Considering how hard it usually is to detect endo via ultrasound, Culpo noted that she was only able to get diagnosed and receive the right treatment because she'd developed endometriomas on her ovaries, which are clearly visible on an ultrasound. Endometriomas, otherwise known as deep ovarian endometriosis, are dark fluid-filled cavities that develop deep within your ovaries as a result of severe endometriosis, according to Brigham and Women's Hospital (BWH). They can vary in size and are also referred to as "chocolate cysts," as Culpo mentions in her post.

Endometriomas are quite serious, as they can contribute to infertility and have the potential to destroy all remaining healthy ovarian tissue, according to BWH. In some cases, that can cause partial or complete loss of ovarian function which, in turn, can cause medical barriers for those undergoing fertility treatments later on, according to BWH.

For women of childbearing age (like 28-year-old Culpo) who are dealing with extreme pain, surgery can be a good option, according to BWH. While surgeries to address endometriosis-related issues differ on a case-by-case basis, they're often performed laparoscopically, according to the Mayo Clinic. During the procedure, a surgeon inserts a laparoscope (a long bendable tool with a camera) through a small incision near your belly button. Based on what's visible through the laparoscope, the surgeon can then insert other instruments through several more small incisions on your abdomen to remove unwanted endometrial tissues or drain cysts, according to the Boston Center for Endometriosis. While the surgery can help ease some of the pain associated with endometriosis, the Mayo Clinic notes that the relief isn't always long-lasting. (Related: Lena Dunham Had a Full Hysterectomy to Stop Her Endometriosis Pain)

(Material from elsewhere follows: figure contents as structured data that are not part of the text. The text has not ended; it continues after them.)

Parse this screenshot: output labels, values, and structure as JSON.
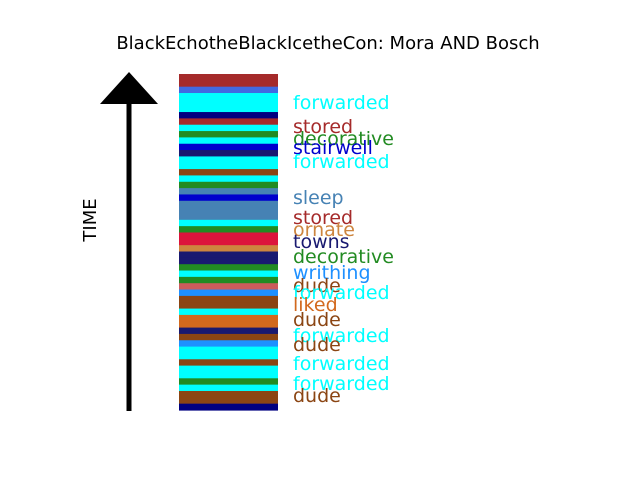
{
  "chart_data": {
    "type": "timeline-strip",
    "title": "BlackEchotheBlackIcetheCon: Mora AND Bosch",
    "ylabel": "TIME",
    "bands": [
      {
        "color": "#a52a2a"
      },
      {
        "color": "#a52a2a"
      },
      {
        "color": "#4169e1"
      },
      {
        "color": "#00ffff"
      },
      {
        "color": "#00ffff"
      },
      {
        "color": "#00ffff"
      },
      {
        "color": "#000080"
      },
      {
        "color": "#a52a2a"
      },
      {
        "color": "#00ffff"
      },
      {
        "color": "#228b22"
      },
      {
        "color": "#00ffff"
      },
      {
        "color": "#0000cd"
      },
      {
        "color": "#191970"
      },
      {
        "color": "#00ffff"
      },
      {
        "color": "#00ffff"
      },
      {
        "color": "#8b4513"
      },
      {
        "color": "#00ffff"
      },
      {
        "color": "#228b22"
      },
      {
        "color": "#4682b4"
      },
      {
        "color": "#0000cd"
      },
      {
        "color": "#4682b4"
      },
      {
        "color": "#4682b4"
      },
      {
        "color": "#4682b4"
      },
      {
        "color": "#00ffff"
      },
      {
        "color": "#228b22"
      },
      {
        "color": "#dc143c"
      },
      {
        "color": "#dc143c"
      },
      {
        "color": "#cd853f"
      },
      {
        "color": "#191970"
      },
      {
        "color": "#191970"
      },
      {
        "color": "#228b22"
      },
      {
        "color": "#00ffff"
      },
      {
        "color": "#228b22"
      },
      {
        "color": "#cd5c5c"
      },
      {
        "color": "#1e90ff"
      },
      {
        "color": "#8b4513"
      },
      {
        "color": "#8b4513"
      },
      {
        "color": "#00ffff"
      },
      {
        "color": "#d2691e"
      },
      {
        "color": "#d2691e"
      },
      {
        "color": "#191970"
      },
      {
        "color": "#8b4513"
      },
      {
        "color": "#1e90ff"
      },
      {
        "color": "#00ffff"
      },
      {
        "color": "#00ffff"
      },
      {
        "color": "#8b4513"
      },
      {
        "color": "#00ffff"
      },
      {
        "color": "#00ffff"
      },
      {
        "color": "#228b22"
      },
      {
        "color": "#00ffff"
      },
      {
        "color": "#8b4513"
      },
      {
        "color": "#8b4513"
      },
      {
        "color": "#000080"
      }
    ],
    "labels": [
      {
        "text": "forwarded",
        "color": "#00ffff"
      },
      {
        "text": "stored",
        "color": "#a52a2a"
      },
      {
        "text": "decorative",
        "color": "#228b22"
      },
      {
        "text": "stairwell",
        "color": "#0000cd"
      },
      {
        "text": "forwarded",
        "color": "#00ffff"
      },
      {
        "text": "sleep",
        "color": "#4682b4"
      },
      {
        "text": "stored",
        "color": "#a52a2a"
      },
      {
        "text": "ornate",
        "color": "#cd853f"
      },
      {
        "text": "towns",
        "color": "#191970"
      },
      {
        "text": "decorative",
        "color": "#228b22"
      },
      {
        "text": "writhing",
        "color": "#1e90ff"
      },
      {
        "text": "dude",
        "color": "#8b4513"
      },
      {
        "text": "forwarded",
        "color": "#00ffff"
      },
      {
        "text": "liked",
        "color": "#d2691e"
      },
      {
        "text": "dude",
        "color": "#8b4513"
      },
      {
        "text": "forwarded",
        "color": "#00ffff"
      },
      {
        "text": "dude",
        "color": "#8b4513"
      },
      {
        "text": "forwarded",
        "color": "#00ffff"
      },
      {
        "text": "forwarded",
        "color": "#00ffff"
      },
      {
        "text": "dude",
        "color": "#8b4513"
      }
    ]
  }
}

For now, Culpo seems optimistic, sharing on her Instagram Stories that she's recovering well, aside from a little (expected) inflammation.

But getting to the point of needing surgery has been an exhausting process, she shared in her post. "I have been in agony for years around my period and I was misdiagnosed countless times by doctors," she wrote.

"I know a lot of people out there in the endo community are familiar with these diagnoses, which is why I am so passionate about this," Culpo continued. "Painful periods are not normal." (Related: Dangerous Myths Are Preventing Me from Getting the Endometriosis Care I Need)

At the end of her post, Culpo thanked her "amazing" doctors and hospital staff for taking care of her. She also shared some encouraging words for her fellow "endo warriors."

"To anyone out there who has endometriosis, I understand the depression and overall loneliness that can occur with a condition that is so painful yet so hard to be interpreted by other people outside of the body," she wrote. "It's hard when chronic pain is not validated and you don't get an answer or understanding. I will continue to spread more awareness around endometriosis so that your symptoms can be validated. You are not alone and you are so strong."